There was no mortality difference between the two drugs.
Based on the results, the FDA approved two doses of dabigatran — the 150-mg dose for patients with a creatinine clearance of greater than 30 mL/min and a 75-mg dose, which was not evaluated in the trial, and for patients with a creatinine clearance of 15 to 30 mL/min.
Dabigatran therapy does not require the continual INR testing that accompanies warfarin therapy and is less likely to have interactions with foods or other drugs. However, the authors of the update noted that because of its twice-daily dosing and greater risk of nonbleeding side effects — including dyspepsia — there may be little to gain from switching patients who have good INR control with warfarin to the new drug.
Sacco agreed, telling MedPage Today that “the longer somebody is on oral anticoagulants with warfarin and doing well, I don’t necessarily feel strongly that one needs to switch.”
For a new patient, Sacco said, the choice between dabigatran and warfarin will come down to several factors, including the need for INR monitoring with warfarin, the decreased likelihood of food interactions with dabigatran, the patient’s history of bleeding complications with oral anticoagulants, and patient preference.
He said cost was one potential downside of the newer drug, which is more expensive than warfarin.
Larry Goldstein, MD, director of the stroke center at Duke University, also acknowledged the higher cost but said the comparison was more complex than looking just at the expense of buying a new drug.
The cost of the blood tests needed to monitor INR with warfarin, as well as the cost of treating any excess strokes with one agent over another, would also have to be considered, he said.
Goldstein also added that dabigatran is not free from all drug interactions either — noting that the antibiotic, rifampin, can reduce its anti-clotting effects while the antiarrhythmic agent, amiodarone, and the antihypertensive drug, verapamil, can enhance its anticoagulation effects.

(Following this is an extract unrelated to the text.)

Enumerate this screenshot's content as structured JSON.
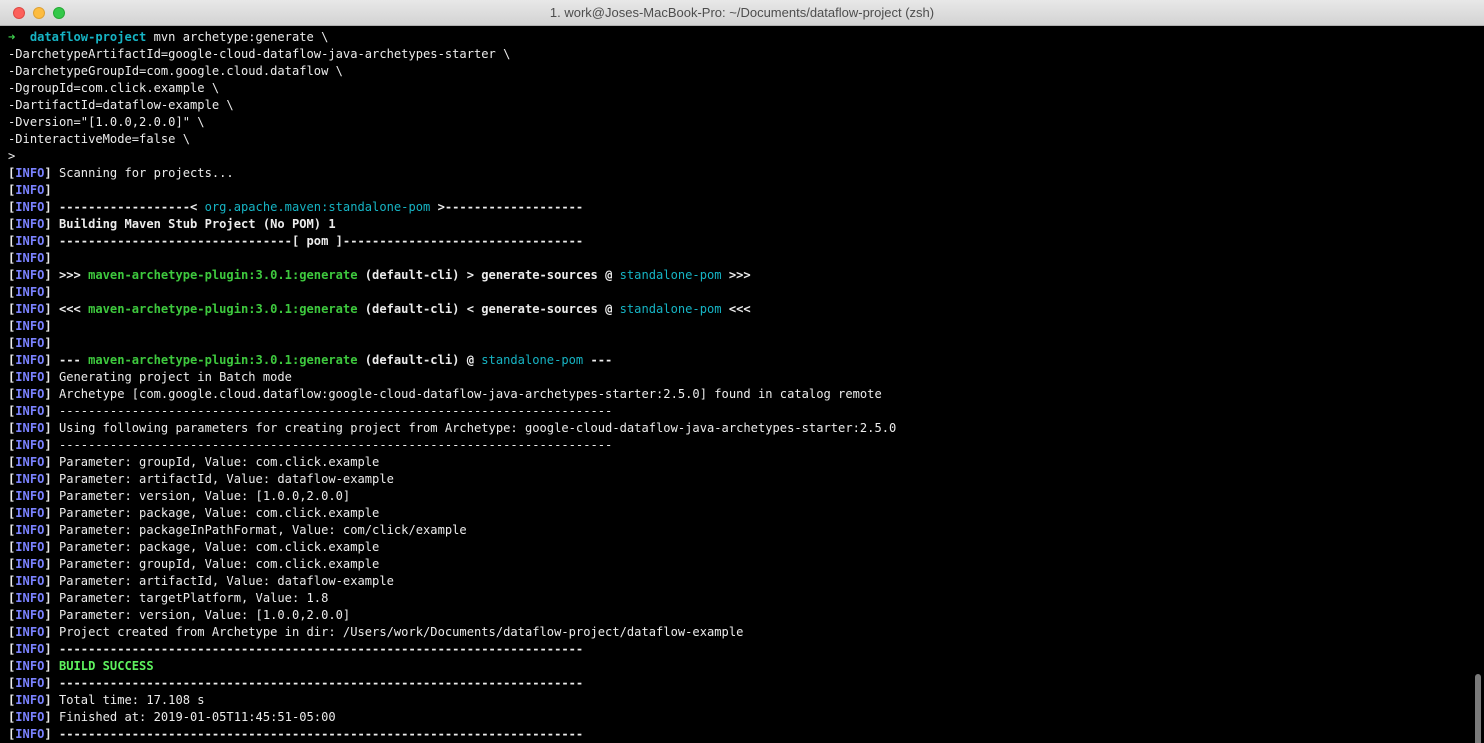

Another potential drawback, he said, is the uncertainty about the safety of using systemic thrombolysis on patients taking dabigatran who have an acute stroke.
Wann reported that he had no conflicts of interest. The other members of the writing committee reported relationships with AfibProfessional.org, Boehringer Ingelheim, Medtronic, ARYx Therapeutics, AstraZeneca, Bristol-Myers Squibb, Daiichi Sankyo, and Portola Pharmaceuticals.
The reviewers reported relationships with Medtronic, ARYx Pharmaceuticals, Boehringer Ingelheim, Daiichi Sankyo, Portola Pharmaceuticals, AstraZeneca, and Bristol-Myers Squibb.